Die sehr engagierte Kirchenmusikdirektorin Martina Apitz verstand es, auch unter weniger guten Bedingungen mit dem ortsansässigen Bachchor Köthen und dem Halleschen Orchester, das durch die Pflege der Musik Georg Friedrich Händels mit der Barockzeit stilistisch vertraut ist und recht passabel spielte, ein sehr ansprechendes „Weihnachtoratorium“ mit den Kantaten I, V und VI „auf die Beine zu stellen“. Der Kinderchor, der die Choräle mitsingen sollte, hüllte sich zwar in Schweigen, aber die Frauenstimmen des Bachchores überbrückten diese Unstimmigkeit. Martina Apitz leitete die Aufführung in einem sehr anregenden Tempo und mit großer Umsicht.

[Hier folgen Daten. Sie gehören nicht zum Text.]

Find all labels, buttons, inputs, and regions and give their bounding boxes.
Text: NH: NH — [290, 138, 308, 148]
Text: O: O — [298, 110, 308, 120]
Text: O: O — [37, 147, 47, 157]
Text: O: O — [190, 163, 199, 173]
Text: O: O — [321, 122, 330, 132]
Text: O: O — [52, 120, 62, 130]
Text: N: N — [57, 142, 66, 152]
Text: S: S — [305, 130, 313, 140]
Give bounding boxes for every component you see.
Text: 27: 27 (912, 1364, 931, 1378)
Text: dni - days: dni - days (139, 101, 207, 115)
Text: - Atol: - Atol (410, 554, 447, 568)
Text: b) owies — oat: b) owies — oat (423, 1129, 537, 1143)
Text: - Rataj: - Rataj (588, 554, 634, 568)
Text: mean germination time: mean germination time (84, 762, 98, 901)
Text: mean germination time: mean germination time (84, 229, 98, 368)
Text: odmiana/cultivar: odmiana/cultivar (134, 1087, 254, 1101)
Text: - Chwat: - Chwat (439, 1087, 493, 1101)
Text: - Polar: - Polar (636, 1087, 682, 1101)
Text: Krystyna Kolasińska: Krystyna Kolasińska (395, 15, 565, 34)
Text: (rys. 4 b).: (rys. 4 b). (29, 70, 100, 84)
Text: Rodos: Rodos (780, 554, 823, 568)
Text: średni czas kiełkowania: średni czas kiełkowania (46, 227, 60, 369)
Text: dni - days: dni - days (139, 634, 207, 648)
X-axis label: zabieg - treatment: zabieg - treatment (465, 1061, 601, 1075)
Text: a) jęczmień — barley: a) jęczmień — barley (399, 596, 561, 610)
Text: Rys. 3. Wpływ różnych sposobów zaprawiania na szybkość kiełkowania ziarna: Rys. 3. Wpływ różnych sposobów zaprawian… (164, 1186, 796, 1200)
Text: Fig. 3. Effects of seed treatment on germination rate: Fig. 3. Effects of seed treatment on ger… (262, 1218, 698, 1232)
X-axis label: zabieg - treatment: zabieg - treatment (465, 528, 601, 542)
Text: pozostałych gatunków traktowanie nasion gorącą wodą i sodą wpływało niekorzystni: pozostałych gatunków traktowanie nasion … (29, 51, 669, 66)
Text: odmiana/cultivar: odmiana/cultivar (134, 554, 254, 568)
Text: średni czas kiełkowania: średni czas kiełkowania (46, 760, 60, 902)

Das Solisten-Quartett war sehr unterschiedlich mit professionellen Sängern und nichtprofessionellen Sängerinnen besetzt. Bei der Sopranistin Grit Wagner störte die schrille Höhe, während die Altistin Ingeborg Nielebock mit eher zarter Stimme, aber doch makellos sang. Die Evangelisten-Partie, einschließlich Rezitativen und Arie bewältigte der Tenor Maximilian Vogt vom Opernchor Theater Hof in zuverlässiger Solidität, und Philipp Jekal, Mitglied der Deutschen Oper Berlin, gestaltete die Bass-Partie gut bei Stimme, problemlos und ausdrucksvoll. Wenn auch die Solisten ihre Aufgaben sehr unterschiedlich und nicht in jedem Fall vergleichbar mit den Oratorien-erfahrenen Solisten in den großen Musikzentren, bewältigten, war doch allen ein großes Engagement eigen. Der gute Wille für das Gelingen der Aufführung und die versierte Leitung der Kantorin sorgten für eine sehr gelungene Aufführung. Das Publikum war es zufrieden und verließ mit einem glücklichen, weihnachtlichen Gefühl die große gotische Stadtkirche.